Problemas de coração, todos vamos tendo ao longo da vida. Na infância, adolescência e na fase adulta, todos nós já sentimos uma dor no coração. A cura pode estar no esquecimento ou na correspondência de olhares trocados com uma nova (ou velha) paixão. Males de coração, quem nunca os teve.

Mas e se o coração doer mesmo. Uma pressão, um desconforto que nada tem a haver com os problemas de amores anteriormente falados. Stress, vida sedentária, alimentação rica em gorduras, tabaco, contracetivos orais… Um oceano de situações permanentes que ocorrem na nossa vida e que apesar de estarmos conscientes de que estão erradas, acabamos por nunca alterar.
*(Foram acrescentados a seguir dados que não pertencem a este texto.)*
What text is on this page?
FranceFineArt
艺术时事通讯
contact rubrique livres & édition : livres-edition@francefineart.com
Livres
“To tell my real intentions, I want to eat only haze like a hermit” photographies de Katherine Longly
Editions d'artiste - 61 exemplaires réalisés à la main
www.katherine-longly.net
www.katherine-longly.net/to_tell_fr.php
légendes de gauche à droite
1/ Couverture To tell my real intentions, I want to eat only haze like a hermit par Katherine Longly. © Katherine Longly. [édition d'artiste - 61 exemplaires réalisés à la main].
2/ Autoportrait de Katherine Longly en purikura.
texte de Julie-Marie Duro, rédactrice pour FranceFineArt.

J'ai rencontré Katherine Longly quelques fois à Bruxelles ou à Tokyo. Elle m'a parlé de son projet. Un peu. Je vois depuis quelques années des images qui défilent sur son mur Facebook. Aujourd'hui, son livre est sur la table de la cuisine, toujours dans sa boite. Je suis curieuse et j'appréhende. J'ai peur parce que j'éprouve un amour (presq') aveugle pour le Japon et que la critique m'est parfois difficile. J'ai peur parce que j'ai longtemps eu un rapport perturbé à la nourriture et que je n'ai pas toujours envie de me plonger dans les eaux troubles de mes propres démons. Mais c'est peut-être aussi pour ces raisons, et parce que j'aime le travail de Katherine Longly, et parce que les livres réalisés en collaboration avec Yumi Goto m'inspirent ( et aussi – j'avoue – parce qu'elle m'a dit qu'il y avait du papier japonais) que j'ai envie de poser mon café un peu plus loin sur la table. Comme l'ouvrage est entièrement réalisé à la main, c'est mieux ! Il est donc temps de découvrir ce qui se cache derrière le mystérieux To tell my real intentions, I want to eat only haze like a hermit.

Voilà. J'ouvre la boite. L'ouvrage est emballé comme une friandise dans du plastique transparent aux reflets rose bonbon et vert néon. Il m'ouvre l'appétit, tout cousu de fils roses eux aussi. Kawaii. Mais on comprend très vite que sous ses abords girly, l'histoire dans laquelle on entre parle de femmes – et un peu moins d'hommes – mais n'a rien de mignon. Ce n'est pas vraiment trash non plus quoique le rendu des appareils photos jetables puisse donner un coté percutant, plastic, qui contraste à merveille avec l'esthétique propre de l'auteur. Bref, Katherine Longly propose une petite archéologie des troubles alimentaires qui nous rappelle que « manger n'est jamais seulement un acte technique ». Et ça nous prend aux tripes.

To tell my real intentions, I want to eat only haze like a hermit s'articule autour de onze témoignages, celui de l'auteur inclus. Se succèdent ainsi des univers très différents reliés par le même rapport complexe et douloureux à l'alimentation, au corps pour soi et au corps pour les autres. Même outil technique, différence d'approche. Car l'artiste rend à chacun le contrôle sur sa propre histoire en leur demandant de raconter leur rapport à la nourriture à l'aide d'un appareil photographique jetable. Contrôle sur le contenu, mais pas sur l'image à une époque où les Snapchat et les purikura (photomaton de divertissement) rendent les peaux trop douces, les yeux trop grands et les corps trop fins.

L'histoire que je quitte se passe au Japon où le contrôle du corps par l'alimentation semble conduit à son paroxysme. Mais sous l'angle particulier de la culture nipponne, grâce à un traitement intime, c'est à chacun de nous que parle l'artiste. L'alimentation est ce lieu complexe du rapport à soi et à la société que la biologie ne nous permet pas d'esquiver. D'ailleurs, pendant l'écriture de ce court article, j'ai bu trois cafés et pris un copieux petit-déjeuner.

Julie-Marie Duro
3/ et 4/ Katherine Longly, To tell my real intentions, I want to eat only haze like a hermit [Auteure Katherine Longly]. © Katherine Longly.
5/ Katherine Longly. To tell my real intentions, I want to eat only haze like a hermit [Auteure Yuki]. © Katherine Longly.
Pode estar aqui um sinal que o nosso coração – a máquina do nosso organismo – não está bem.

Uma das situações mais recorrentes e preocupantes é a obstrução das vias e artérias coronárias. Colesterol elevado, cálcio ou até outras substâncias, podem ficar estagnadas nas artérias, o que impede a circulação correta do sangue podendo original situações bastante mais graves (doença da artéria coronária).




Os Cateterismos Cardíacos são métodos de diagnósticos e de tratamento cardíaco. Trata-se de um procedimento hospitalar em que se acede ao coração através de um tubo longo, fino e flexível chamado cateter. Tem aproximadamente 2,5 milímetros de diâmetro e um metro de cumprimento e a intervenção demora entre 30 a 60 minutos (normalmente).

O fino tubo é colocado por um vaso sanguíneo periférico no braço, pescoço ou virilha. O seu objetivo é desobstruir as artérias coronárias.

Os riscos, apesar de pouco frequentes pois trata-se de um procedimento médico comum, podem ocorrer. Danos nos vasos sanguíneos, arritmia (batimento cardíaco irregular), coágulos sanguíneos que podem desencadear derrames (ataques cardíacos), pressão sanguínea baixa, acumular de sangue ou fluido no saco que envolve o coração, são algumas das complicações que podem ocorrer.

A intervenção pode ser executada com anestesia local (estando o paciente sempre acordado e consciente) e indolor. No entanto, poderá posteriormente sentir alguma dormência ou um pouco dorida a zona onde “passou” o cateter.

Qualquer intervenção que envolve o coração, mesmo que pequena e frequente, pode trazer algumas complicações, e embora raramente, pode ser fatal. Confie no seu médico. Ele, melhor que ninguém, pode tranquiliza-lo e melhor que tudo trata-lo. No entanto, os riscos devem ser estudados em pacientes com diabetes e em quem tiver mais de 75 anos.


Carla Horta

Título: Cateterismo Cardíaco

Autor: Carla Horta (todos os textos)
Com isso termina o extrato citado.